Abstract
Three-dimensional transesophageal echocardiography is much better diagnostic tool to conclusively recognize the identification of the anatomy and the abnormalities of the heart valves. In this case report, we tried to emphasize the importance of 3-dimensional transesophageal echocardiography to describe the lesion in the case of infective endocarditis developing on bicuspid aortic valve in a 21-year-old male patient without any cardiovascular disease history, which admitted to hospital with complaint of dyspnea and fever.
Keywords :
Bicuspid aortic valve
, Infective endocarditis
, 3D trasesophageal echocardiography
Turkish Abstract
Kalp kapaklarının anatomisinin ve anomalilerinin belirlenmesi için kullanılan üç boyutlu transözefagiyal ekokardiyografi, diğer görüntüleme tekniği olan transtorasik ekokardiografiden daha üstün bir tanı aracıdır. Bu yazımızda daha öncesinde herhangi bir kardiovasküler hastalık öyküsü olmayan, dispne ve yüksek ateş ile hastanemize başvuran 21 yaşındaki erkek hastada biküspit aort kapak zemininde gelişen infektif endokardit tanısının konmasında üç boyutlu transözefagiyal ekokardiyografinin önemini vurgulamaya çalıştık.
Turkish Keywords :
, Biküspid aort kapak
, İnfektif endokardit
, 3B transözefagiyal ekokardiyografi
Introduction
The bicuspid aortic valve (BAV) is a common congenital cardiac anomaly. The BAV may function normally throughout life, and usually unobserved until valve stenosis or regurgitation appears 1. Furthermore, the BAV is a potential substrate for infective endocarditis (IE), especially in young male patients. The risk of developing IE on a BAV is 10-30% over a lifetime 1. Staphylococci (12% coagulase negative) 2 and viridans streptococci accounted for nearly three-quarters of the cases of IE affecting BAVs 3. Most patients necessitate surgery, frequently on a emergency basis. Rather than transthoracic echocardiography (TTE), transesophageal echocardiography (TEE) plays a critical role in diagnosis and addressing the patient to cardiac surgery 4. In this case report, we tried to emphasize the importance of 3-dimensional TEE to describe the lesion in the case of infective endocarditis developing on bicuspid aortic valve.
Case Report
A 21-year-old male patient without any history of cardiovascular disease was admitted to our hospital for dyspnea and fever (?39°C). He had moderate dyspnea (New York Heart Association functional class III). On his physical examination, orthopnea, tachycardia (118/min), roughed lung sounds, and aortic 2-3/4 diastolic murmur were present. We suspected IE with the present findings. Blood and urine cultures were obtained, and then wide-spectrum antibiotherapy was started. TTE examination revealed a severe aortic regurgitation, bicuspid aortic valve with suspected vegetation. In addition to elucidate the findings of 2D TTE, 3D TEE was performed and provided additional information. To clarify this pathology, 3D-TEE was carried out and precisely delineated the lesion by showing a major perforation in the anterior aortic cusp of the BAV. Patient underwent then aortic valve replacement. Intraoperative examination of the aortic valve confirmed the findings of the 3D TEE. (Figure 1A-D)
Discussion
The 3D spatial structure of normal aortic valve is more intricate than known. With the initiation of 3D TEE, a more reliable assessment (superior spatial resolution) of aortic valve can be provided with a good quality than that obtained by 2D TEE alone 5,6. Nonetheless, in the assessment of aortic valve endocarditis, 3D TEE provides invaluable morphological information regarding the define the size, shape, mobility and insertion of vegetation, the extent of leaflet involvement (aneurysms, perforations), annulus and surrounding structures in comparison with 2D TEE 7.

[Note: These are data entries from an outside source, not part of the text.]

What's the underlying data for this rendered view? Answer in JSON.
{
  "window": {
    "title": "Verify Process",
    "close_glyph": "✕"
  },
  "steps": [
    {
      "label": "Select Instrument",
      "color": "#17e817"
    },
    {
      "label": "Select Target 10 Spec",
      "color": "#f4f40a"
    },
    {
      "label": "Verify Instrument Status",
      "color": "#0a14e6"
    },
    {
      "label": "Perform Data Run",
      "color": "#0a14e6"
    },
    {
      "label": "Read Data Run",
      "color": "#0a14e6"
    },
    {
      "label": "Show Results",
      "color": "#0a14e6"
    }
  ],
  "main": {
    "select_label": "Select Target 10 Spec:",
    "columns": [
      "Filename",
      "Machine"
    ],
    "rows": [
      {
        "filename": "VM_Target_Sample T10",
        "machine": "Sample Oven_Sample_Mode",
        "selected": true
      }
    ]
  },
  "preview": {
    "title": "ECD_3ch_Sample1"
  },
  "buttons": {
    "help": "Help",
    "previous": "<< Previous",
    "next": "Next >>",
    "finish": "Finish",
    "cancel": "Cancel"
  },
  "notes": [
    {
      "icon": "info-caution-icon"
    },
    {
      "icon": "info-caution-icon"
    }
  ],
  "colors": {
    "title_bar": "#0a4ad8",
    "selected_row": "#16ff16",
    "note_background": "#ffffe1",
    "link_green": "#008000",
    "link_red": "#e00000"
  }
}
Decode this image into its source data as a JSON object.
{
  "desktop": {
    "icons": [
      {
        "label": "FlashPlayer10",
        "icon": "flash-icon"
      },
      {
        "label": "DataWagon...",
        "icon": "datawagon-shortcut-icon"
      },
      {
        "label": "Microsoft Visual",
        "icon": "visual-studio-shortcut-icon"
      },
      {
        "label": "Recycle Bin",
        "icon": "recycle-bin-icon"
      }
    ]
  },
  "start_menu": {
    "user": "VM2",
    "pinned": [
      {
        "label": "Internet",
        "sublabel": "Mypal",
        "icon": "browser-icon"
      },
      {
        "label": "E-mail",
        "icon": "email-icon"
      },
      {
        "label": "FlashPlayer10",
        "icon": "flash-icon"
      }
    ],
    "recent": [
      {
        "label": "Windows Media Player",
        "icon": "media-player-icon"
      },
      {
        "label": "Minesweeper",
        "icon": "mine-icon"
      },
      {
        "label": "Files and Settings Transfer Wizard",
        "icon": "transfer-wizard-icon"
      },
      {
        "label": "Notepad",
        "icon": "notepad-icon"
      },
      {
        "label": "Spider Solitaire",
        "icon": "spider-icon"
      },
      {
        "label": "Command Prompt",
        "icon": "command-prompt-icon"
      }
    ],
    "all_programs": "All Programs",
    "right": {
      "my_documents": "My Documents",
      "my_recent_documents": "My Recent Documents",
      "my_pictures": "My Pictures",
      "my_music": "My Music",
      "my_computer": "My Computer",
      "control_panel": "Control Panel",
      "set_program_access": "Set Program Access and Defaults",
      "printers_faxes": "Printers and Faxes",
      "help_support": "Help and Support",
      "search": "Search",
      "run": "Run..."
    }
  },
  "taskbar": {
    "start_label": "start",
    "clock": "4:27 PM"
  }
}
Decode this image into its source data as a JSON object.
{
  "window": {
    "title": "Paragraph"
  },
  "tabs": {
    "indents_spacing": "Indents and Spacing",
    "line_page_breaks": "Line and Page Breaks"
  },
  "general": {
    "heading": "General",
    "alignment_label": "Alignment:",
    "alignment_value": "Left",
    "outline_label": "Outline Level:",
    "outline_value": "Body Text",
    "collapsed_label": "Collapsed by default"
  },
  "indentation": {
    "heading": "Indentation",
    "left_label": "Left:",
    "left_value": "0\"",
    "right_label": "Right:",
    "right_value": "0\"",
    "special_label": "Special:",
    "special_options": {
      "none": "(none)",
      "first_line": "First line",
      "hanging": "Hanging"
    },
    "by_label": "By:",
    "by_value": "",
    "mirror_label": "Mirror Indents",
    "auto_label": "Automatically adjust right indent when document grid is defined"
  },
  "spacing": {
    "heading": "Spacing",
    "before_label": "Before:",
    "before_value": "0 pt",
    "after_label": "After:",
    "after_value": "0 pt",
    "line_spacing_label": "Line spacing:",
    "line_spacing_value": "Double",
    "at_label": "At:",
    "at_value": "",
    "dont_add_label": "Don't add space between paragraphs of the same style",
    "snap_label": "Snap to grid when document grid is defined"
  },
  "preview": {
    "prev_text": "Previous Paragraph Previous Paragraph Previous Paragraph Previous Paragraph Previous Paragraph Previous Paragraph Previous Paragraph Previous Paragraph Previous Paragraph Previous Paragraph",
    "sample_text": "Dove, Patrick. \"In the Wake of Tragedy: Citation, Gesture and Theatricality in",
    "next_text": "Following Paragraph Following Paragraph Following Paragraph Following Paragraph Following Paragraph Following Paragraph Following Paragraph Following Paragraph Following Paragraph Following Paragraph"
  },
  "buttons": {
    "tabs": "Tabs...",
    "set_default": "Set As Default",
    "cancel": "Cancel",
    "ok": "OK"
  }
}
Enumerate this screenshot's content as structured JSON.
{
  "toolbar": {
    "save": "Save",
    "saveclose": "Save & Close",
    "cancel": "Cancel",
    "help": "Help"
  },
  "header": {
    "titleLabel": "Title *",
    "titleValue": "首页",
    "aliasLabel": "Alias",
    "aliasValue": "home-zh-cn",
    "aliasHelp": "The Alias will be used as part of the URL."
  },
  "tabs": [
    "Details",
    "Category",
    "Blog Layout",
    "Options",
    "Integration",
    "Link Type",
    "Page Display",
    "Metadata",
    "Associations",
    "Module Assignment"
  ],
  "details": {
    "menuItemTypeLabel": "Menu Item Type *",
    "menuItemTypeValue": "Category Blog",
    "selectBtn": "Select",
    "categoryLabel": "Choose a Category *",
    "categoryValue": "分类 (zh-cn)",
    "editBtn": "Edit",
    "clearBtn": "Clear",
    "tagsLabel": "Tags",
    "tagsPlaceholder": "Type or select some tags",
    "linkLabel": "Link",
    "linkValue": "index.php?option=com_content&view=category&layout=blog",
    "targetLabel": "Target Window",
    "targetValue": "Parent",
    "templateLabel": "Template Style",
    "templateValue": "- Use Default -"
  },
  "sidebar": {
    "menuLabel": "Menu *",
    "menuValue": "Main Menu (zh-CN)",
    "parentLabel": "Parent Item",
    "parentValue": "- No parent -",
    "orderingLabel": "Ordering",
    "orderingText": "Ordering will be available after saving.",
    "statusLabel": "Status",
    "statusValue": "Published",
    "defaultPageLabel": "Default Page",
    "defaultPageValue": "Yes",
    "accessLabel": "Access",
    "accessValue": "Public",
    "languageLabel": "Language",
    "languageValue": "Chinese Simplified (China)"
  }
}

Although 2D TTE and TEE are the conventional procedures for the diagnosis of valvular heart disease, 3D TEE is a better noninvasive tool to define more accurately the intracardiac anatomy. In our case, the images that we obtained with the use of 3D TEE helped us to conclusively recognize the identification of perforation on BAV. In conclusion, 3D TEE should be the method of choice when a definite diagnosis can not be made by 2D TTE or TEE in case of infective endocarditis.